830 Gene-UV interactions determining sun damage

Abstract

Skin cancers that form after ultraviolet (UV) light exposure occur more frequently than any other cancer type, and in the case of melanoma, they are often fatal. UV exposure induces these cancers through DNA mutation, and causes damage such as aging, solar elastosis and hyperpigmentation. Ultraviolet (UV) facial photographs obtained using the Canfield Visia UV camera may detect sub-visible skin damage caused by UV exposure, and could be used to help track and minimize the accumulation of sun damage. Nevertheless, it is not known how these skin damage scores relate to melanoma risk factors such as UV exposure history or to genetic factors that may predispose to their formation. We are currently following a group of 1,145 children with annual skin exams and telephone interviews and collecting a comprehensive longitudinal set of skin cancer risk factor information. We have used facial UV photography to generate a sun damage score on 550 children.
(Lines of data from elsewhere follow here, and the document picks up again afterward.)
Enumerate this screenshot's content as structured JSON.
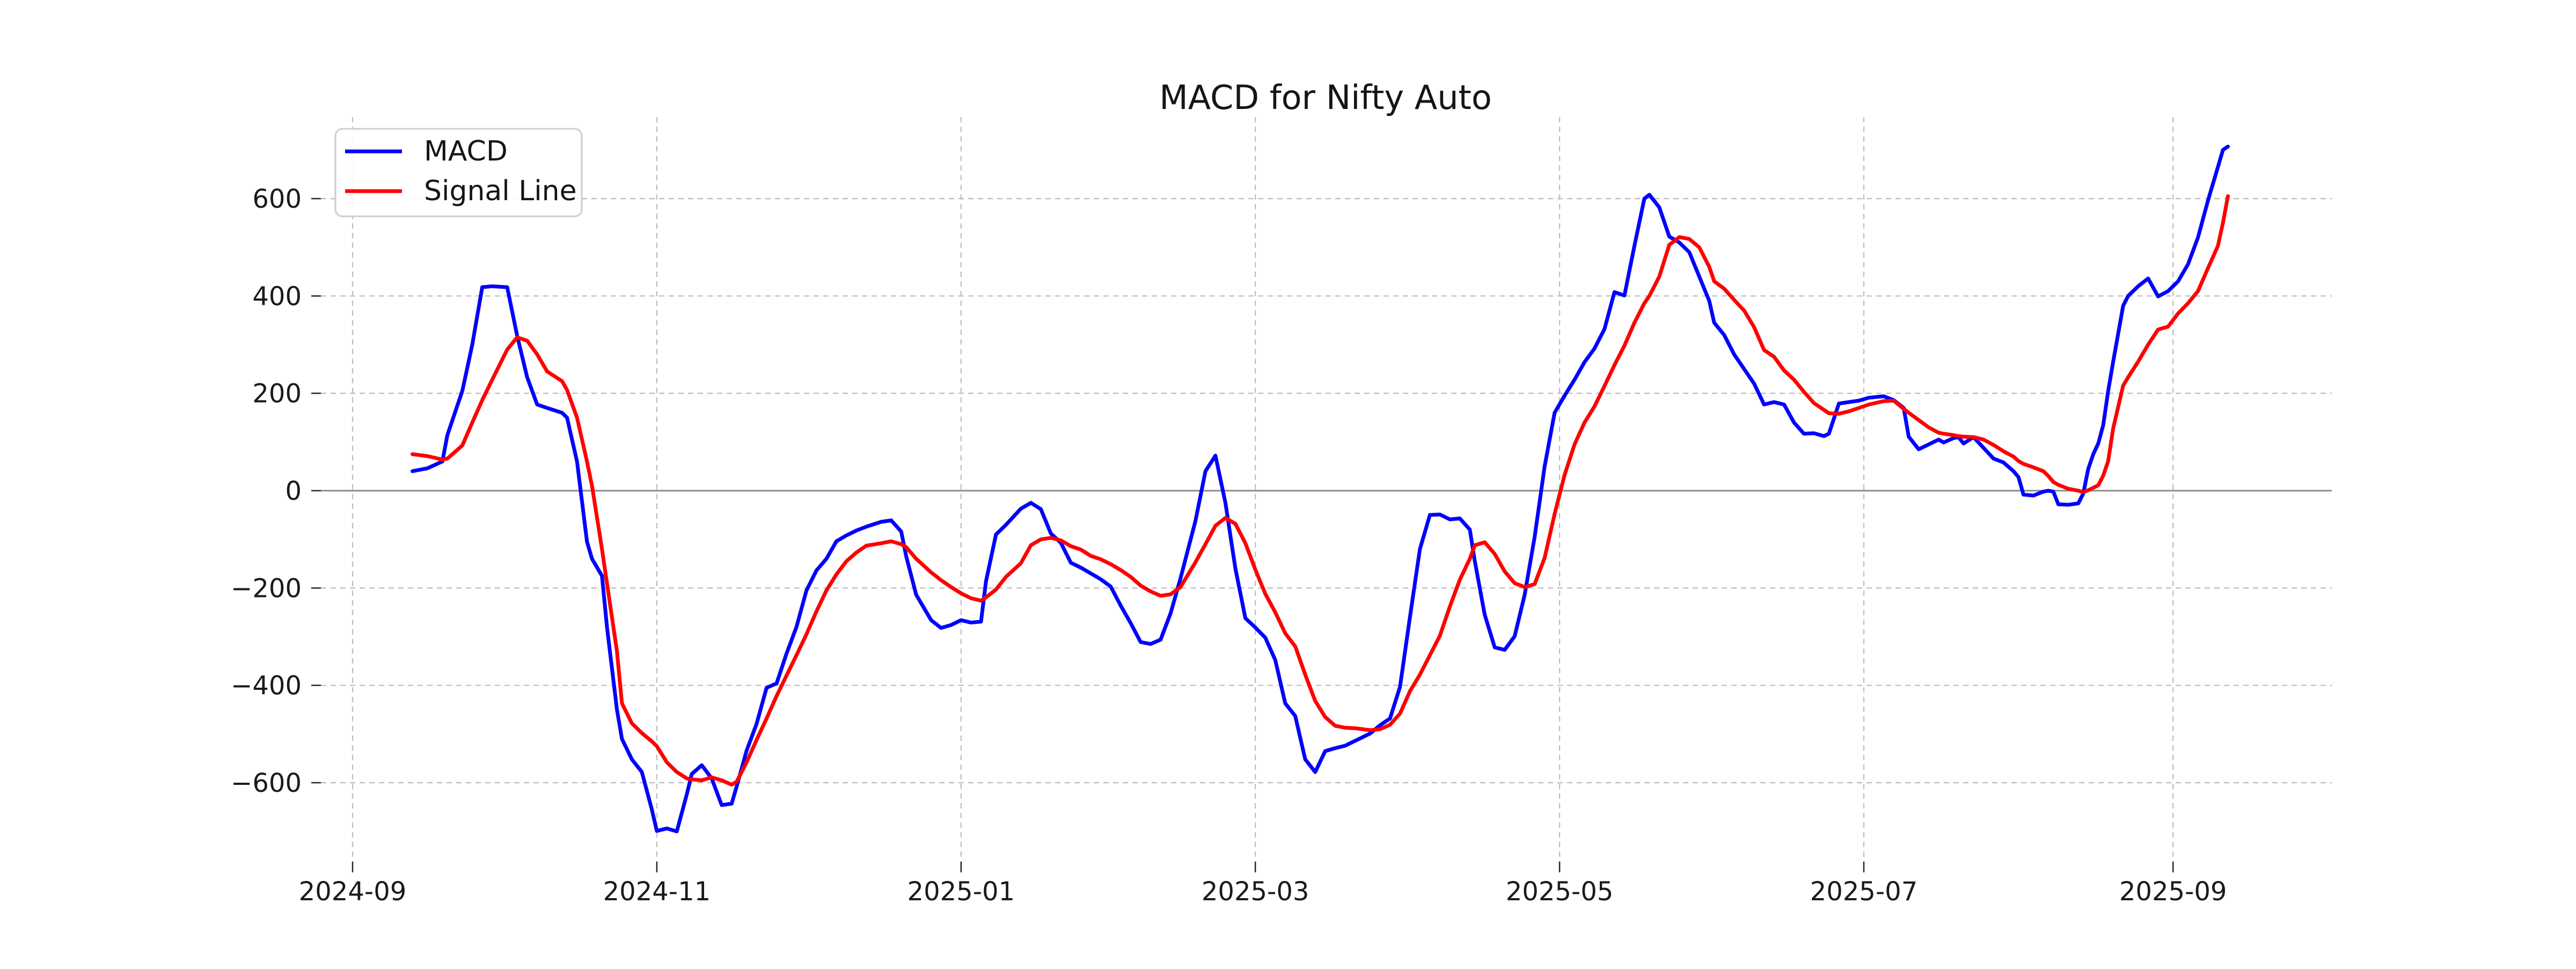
{
  "title": "MACD for Nifty Auto",
  "colors": {
    "macd": "#0000ff",
    "signal": "#ff0000",
    "grid": "#bdbdbd",
    "zero_line": "#8c8c8c",
    "text": "#1a1a1a",
    "legend_border": "#cdcdcd",
    "background": "#ffffff"
  },
  "legend": {
    "position": "upper left",
    "items": [
      {
        "label": "MACD",
        "color_key": "macd"
      },
      {
        "label": "Signal Line",
        "color_key": "signal"
      }
    ]
  },
  "axes": {
    "y_tick_labels": [
      "600",
      "400",
      "200",
      "0",
      "−200",
      "−400",
      "−600"
    ],
    "y_tick_values": [
      600,
      400,
      200,
      0,
      -200,
      -400,
      -600
    ],
    "x_tick_labels": [
      "2024-09",
      "2024-11",
      "2025-01",
      "2025-03",
      "2025-05",
      "2025-07",
      "2025-09"
    ],
    "x_tick_day_offsets": [
      0,
      61,
      122,
      181,
      242,
      303,
      365
    ],
    "ylim": [
      -762,
      768
    ],
    "grid": "dashed",
    "zero_line": true
  },
  "chart_data": {
    "type": "line",
    "title": "MACD for Nifty Auto",
    "xlabel": "",
    "ylabel": "",
    "x_range": [
      "2024-09-13",
      "2025-09-12"
    ],
    "legend_position": "upper left",
    "series_names": [
      "MACD",
      "Signal Line"
    ],
    "points_format": [
      "date",
      "MACD",
      "Signal Line"
    ],
    "points": [
      [
        "2024-09-13",
        40,
        75
      ],
      [
        "2024-09-16",
        46,
        71
      ],
      [
        "2024-09-19",
        60,
        64
      ],
      [
        "2024-09-20",
        114,
        66
      ],
      [
        "2024-09-23",
        205,
        93
      ],
      [
        "2024-09-25",
        300,
        140
      ],
      [
        "2024-09-27",
        418,
        186
      ],
      [
        "2024-09-29",
        420,
        228
      ],
      [
        "2024-10-02",
        418,
        290
      ],
      [
        "2024-10-04",
        318,
        315
      ],
      [
        "2024-10-06",
        233,
        308
      ],
      [
        "2024-10-08",
        177,
        280
      ],
      [
        "2024-10-10",
        170,
        245
      ],
      [
        "2024-10-13",
        160,
        225
      ],
      [
        "2024-10-14",
        150,
        207
      ],
      [
        "2024-10-16",
        60,
        150
      ],
      [
        "2024-10-18",
        -105,
        60
      ],
      [
        "2024-10-19",
        -140,
        10
      ],
      [
        "2024-10-21",
        -175,
        -120
      ],
      [
        "2024-10-22",
        -280,
        -190
      ],
      [
        "2024-10-24",
        -450,
        -330
      ],
      [
        "2024-10-25",
        -510,
        -437
      ],
      [
        "2024-10-27",
        -552,
        -478
      ],
      [
        "2024-10-29",
        -578,
        -498
      ],
      [
        "2024-10-31",
        -655,
        -515
      ],
      [
        "2024-11-01",
        -699,
        -525
      ],
      [
        "2024-11-03",
        -694,
        -558
      ],
      [
        "2024-11-05",
        -700,
        -578
      ],
      [
        "2024-11-07",
        -624,
        -591
      ],
      [
        "2024-11-08",
        -582,
        -593
      ],
      [
        "2024-11-10",
        -564,
        -595
      ],
      [
        "2024-11-12",
        -591,
        -589
      ],
      [
        "2024-11-14",
        -646,
        -595
      ],
      [
        "2024-11-16",
        -643,
        -604
      ],
      [
        "2024-11-17",
        -608,
        -598
      ],
      [
        "2024-11-19",
        -534,
        -558
      ],
      [
        "2024-11-21",
        -479,
        -512
      ],
      [
        "2024-11-23",
        -405,
        -468
      ],
      [
        "2024-11-25",
        -396,
        -422
      ],
      [
        "2024-11-27",
        -335,
        -380
      ],
      [
        "2024-11-29",
        -280,
        -338
      ],
      [
        "2024-12-01",
        -205,
        -295
      ],
      [
        "2024-12-03",
        -164,
        -248
      ],
      [
        "2024-12-05",
        -140,
        -205
      ],
      [
        "2024-12-07",
        -104,
        -172
      ],
      [
        "2024-12-09",
        -92,
        -145
      ],
      [
        "2024-12-11",
        -82,
        -127
      ],
      [
        "2024-12-13",
        -74,
        -113
      ],
      [
        "2024-12-16",
        -64,
        -108
      ],
      [
        "2024-12-18",
        -61,
        -104
      ],
      [
        "2024-12-20",
        -84,
        -110
      ],
      [
        "2024-12-21",
        -135,
        -116
      ],
      [
        "2024-12-23",
        -214,
        -140
      ],
      [
        "2024-12-26",
        -266,
        -168
      ],
      [
        "2024-12-28",
        -282,
        -184
      ],
      [
        "2024-12-30",
        -276,
        -198
      ],
      [
        "2025-01-01",
        -266,
        -211
      ],
      [
        "2025-01-03",
        -271,
        -221
      ],
      [
        "2025-01-05",
        -269,
        -226
      ],
      [
        "2025-01-06",
        -186,
        -219
      ],
      [
        "2025-01-08",
        -90,
        -203
      ],
      [
        "2025-01-10",
        -70,
        -177
      ],
      [
        "2025-01-13",
        -37,
        -149
      ],
      [
        "2025-01-15",
        -25,
        -112
      ],
      [
        "2025-01-17",
        -38,
        -100
      ],
      [
        "2025-01-19",
        -88,
        -97
      ],
      [
        "2025-01-21",
        -107,
        -102
      ],
      [
        "2025-01-23",
        -148,
        -114
      ],
      [
        "2025-01-25",
        -158,
        -121
      ],
      [
        "2025-01-27",
        -170,
        -134
      ],
      [
        "2025-01-29",
        -182,
        -141
      ],
      [
        "2025-01-31",
        -197,
        -151
      ],
      [
        "2025-02-02",
        -236,
        -163
      ],
      [
        "2025-02-04",
        -272,
        -177
      ],
      [
        "2025-02-06",
        -311,
        -195
      ],
      [
        "2025-02-08",
        -315,
        -207
      ],
      [
        "2025-02-10",
        -306,
        -216
      ],
      [
        "2025-02-12",
        -252,
        -213
      ],
      [
        "2025-02-14",
        -180,
        -198
      ],
      [
        "2025-02-17",
        -62,
        -147
      ],
      [
        "2025-02-19",
        40,
        -110
      ],
      [
        "2025-02-21",
        72,
        -72
      ],
      [
        "2025-02-23",
        -25,
        -56
      ],
      [
        "2025-02-25",
        -160,
        -68
      ],
      [
        "2025-02-27",
        -262,
        -108
      ],
      [
        "2025-03-01",
        -281,
        -162
      ],
      [
        "2025-03-03",
        -302,
        -212
      ],
      [
        "2025-03-05",
        -348,
        -250
      ],
      [
        "2025-03-07",
        -437,
        -293
      ],
      [
        "2025-03-09",
        -463,
        -320
      ],
      [
        "2025-03-11",
        -552,
        -378
      ],
      [
        "2025-03-13",
        -578,
        -432
      ],
      [
        "2025-03-15",
        -535,
        -465
      ],
      [
        "2025-03-17",
        -529,
        -483
      ],
      [
        "2025-03-19",
        -524,
        -487
      ],
      [
        "2025-03-21",
        -514,
        -488
      ],
      [
        "2025-03-24",
        -499,
        -492
      ],
      [
        "2025-03-26",
        -482,
        -490
      ],
      [
        "2025-03-28",
        -468,
        -481
      ],
      [
        "2025-03-30",
        -403,
        -458
      ],
      [
        "2025-04-01",
        -260,
        -412
      ],
      [
        "2025-04-03",
        -120,
        -378
      ],
      [
        "2025-04-05",
        -50,
        -338
      ],
      [
        "2025-04-07",
        -49,
        -298
      ],
      [
        "2025-04-09",
        -59,
        -238
      ],
      [
        "2025-04-11",
        -57,
        -183
      ],
      [
        "2025-04-13",
        -80,
        -140
      ],
      [
        "2025-04-14",
        -145,
        -112
      ],
      [
        "2025-04-16",
        -255,
        -106
      ],
      [
        "2025-04-18",
        -322,
        -130
      ],
      [
        "2025-04-20",
        -327,
        -166
      ],
      [
        "2025-04-22",
        -299,
        -190
      ],
      [
        "2025-04-24",
        -214,
        -198
      ],
      [
        "2025-04-26",
        -95,
        -192
      ],
      [
        "2025-04-28",
        50,
        -138
      ],
      [
        "2025-04-30",
        160,
        -48
      ],
      [
        "2025-05-02",
        195,
        32
      ],
      [
        "2025-05-04",
        228,
        95
      ],
      [
        "2025-05-06",
        264,
        140
      ],
      [
        "2025-05-08",
        292,
        173
      ],
      [
        "2025-05-10",
        332,
        215
      ],
      [
        "2025-05-12",
        408,
        258
      ],
      [
        "2025-05-14",
        401,
        298
      ],
      [
        "2025-05-16",
        503,
        345
      ],
      [
        "2025-05-18",
        600,
        385
      ],
      [
        "2025-05-19",
        608,
        400
      ],
      [
        "2025-05-21",
        582,
        440
      ],
      [
        "2025-05-23",
        522,
        505
      ],
      [
        "2025-05-25",
        510,
        521
      ],
      [
        "2025-05-27",
        490,
        517
      ],
      [
        "2025-05-29",
        440,
        500
      ],
      [
        "2025-05-31",
        390,
        460
      ],
      [
        "2025-06-01",
        345,
        430
      ],
      [
        "2025-06-03",
        320,
        415
      ],
      [
        "2025-06-05",
        280,
        392
      ],
      [
        "2025-06-07",
        250,
        370
      ],
      [
        "2025-06-09",
        220,
        336
      ],
      [
        "2025-06-11",
        177,
        289
      ],
      [
        "2025-06-13",
        182,
        275
      ],
      [
        "2025-06-15",
        177,
        247
      ],
      [
        "2025-06-17",
        140,
        228
      ],
      [
        "2025-06-19",
        117,
        203
      ],
      [
        "2025-06-21",
        118,
        180
      ],
      [
        "2025-06-23",
        112,
        166
      ],
      [
        "2025-06-24",
        117,
        159
      ],
      [
        "2025-06-26",
        179,
        158
      ],
      [
        "2025-06-28",
        182,
        163
      ],
      [
        "2025-06-30",
        185,
        170
      ],
      [
        "2025-07-02",
        191,
        177
      ],
      [
        "2025-07-05",
        194,
        184
      ],
      [
        "2025-07-07",
        186,
        185
      ],
      [
        "2025-07-09",
        170,
        168
      ],
      [
        "2025-07-10",
        111,
        160
      ],
      [
        "2025-07-12",
        85,
        145
      ],
      [
        "2025-07-14",
        95,
        130
      ],
      [
        "2025-07-16",
        105,
        119
      ],
      [
        "2025-07-17",
        99,
        117
      ],
      [
        "2025-07-19",
        108,
        114
      ],
      [
        "2025-07-20",
        110,
        112
      ],
      [
        "2025-07-21",
        97,
        111
      ],
      [
        "2025-07-23",
        110,
        110
      ],
      [
        "2025-07-25",
        88,
        105
      ],
      [
        "2025-07-27",
        66,
        94
      ],
      [
        "2025-07-29",
        58,
        81
      ],
      [
        "2025-07-31",
        40,
        70
      ],
      [
        "2025-08-01",
        28,
        61
      ],
      [
        "2025-08-02",
        -8,
        55
      ],
      [
        "2025-08-04",
        -10,
        48
      ],
      [
        "2025-08-06",
        -2,
        40
      ],
      [
        "2025-08-07",
        0,
        30
      ],
      [
        "2025-08-08",
        -2,
        18
      ],
      [
        "2025-08-09",
        -28,
        12
      ],
      [
        "2025-08-11",
        -29,
        4
      ],
      [
        "2025-08-13",
        -26,
        0
      ],
      [
        "2025-08-14",
        -6,
        -3
      ],
      [
        "2025-08-15",
        45,
        1
      ],
      [
        "2025-08-16",
        75,
        6
      ],
      [
        "2025-08-17",
        97,
        11
      ],
      [
        "2025-08-18",
        135,
        31
      ],
      [
        "2025-08-19",
        205,
        61
      ],
      [
        "2025-08-20",
        265,
        128
      ],
      [
        "2025-08-22",
        380,
        216
      ],
      [
        "2025-08-23",
        400,
        233
      ],
      [
        "2025-08-25",
        420,
        265
      ],
      [
        "2025-08-27",
        436,
        300
      ],
      [
        "2025-08-29",
        399,
        331
      ],
      [
        "2025-08-31",
        410,
        337
      ],
      [
        "2025-09-02",
        430,
        364
      ],
      [
        "2025-09-04",
        465,
        385
      ],
      [
        "2025-09-06",
        520,
        410
      ],
      [
        "2025-09-08",
        596,
        457
      ],
      [
        "2025-09-10",
        665,
        503
      ],
      [
        "2025-09-11",
        700,
        550
      ],
      [
        "2025-09-12",
        707,
        605
      ]
    ]
  }
}
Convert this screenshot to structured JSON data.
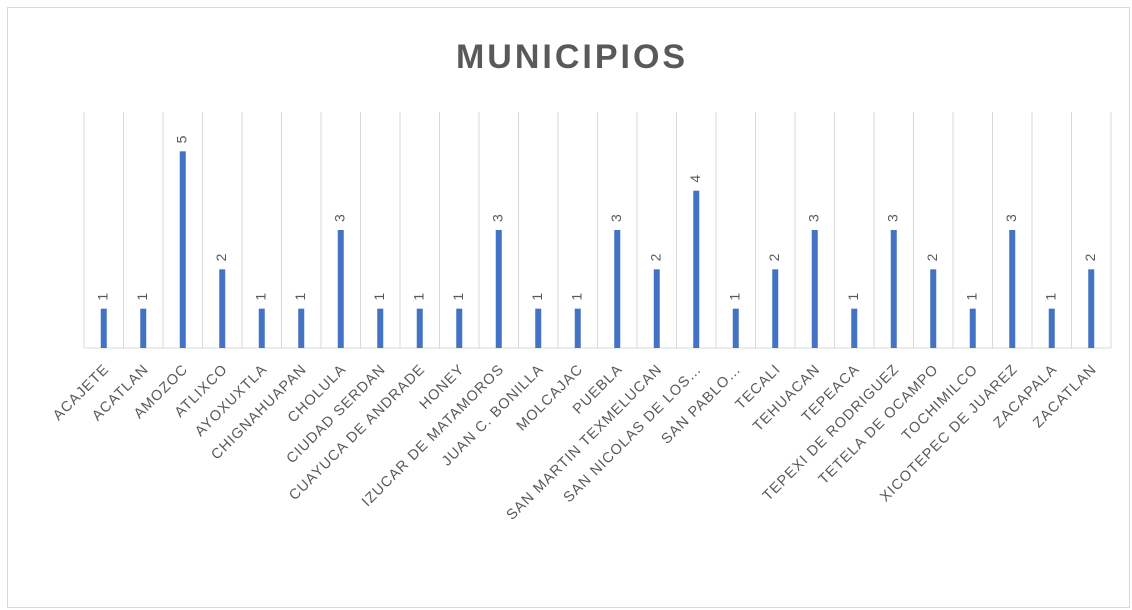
{
  "chart_data": {
    "type": "bar",
    "title": "MUNICIPIOS",
    "categories": [
      "ACAJETE",
      "ACATLAN",
      "AMOZOC",
      "ATLIXCO",
      "AYOXUXTLA",
      "CHIGNAHUAPAN",
      "CHOLULA",
      "CIUDAD SERDAN",
      "CUAYUCA DE ANDRADE",
      "HONEY",
      "IZUCAR DE MATAMOROS",
      "JUAN C. BONILLA",
      "MOLCAJAC",
      "PUEBLA",
      "SAN MARTIN TEXMELUCAN",
      "SAN NICOLAS DE LOS…",
      "SAN PABLO…",
      "TECALI",
      "TEHUACAN",
      "TEPEACA",
      "TEPEXI DE RODRIGUEZ",
      "TETELA DE OCAMPO",
      "TOCHIMILCO",
      "XICOTEPEC DE JUAREZ",
      "ZACAPALA",
      "ZACATLAN"
    ],
    "values": [
      1,
      1,
      5,
      2,
      1,
      1,
      3,
      1,
      1,
      1,
      3,
      1,
      1,
      3,
      2,
      4,
      1,
      2,
      3,
      1,
      3,
      2,
      1,
      3,
      1,
      2
    ],
    "color": "#4472c4",
    "ylim": [
      0,
      6
    ]
  }
}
Here we report that facial sun damage scores correlate with known skin cancer and melanoma risk factors such as UV exposure history and genetic risk factors such as MC1R, IRF4, and TYR (among others). Thus we show that UV photography may be used to accurately identify, based on genetic makeup, sun damage associated with an individual’s UV exposure history. Moreover, we report those loci that interact with sun exposure history and those that act in an additive fashion to maximize the effects of UV exposure on sun damage. We are working to determine if this technology may be used to identify unique high risk groups that may benefit from dermatologic surveillance and preventive action.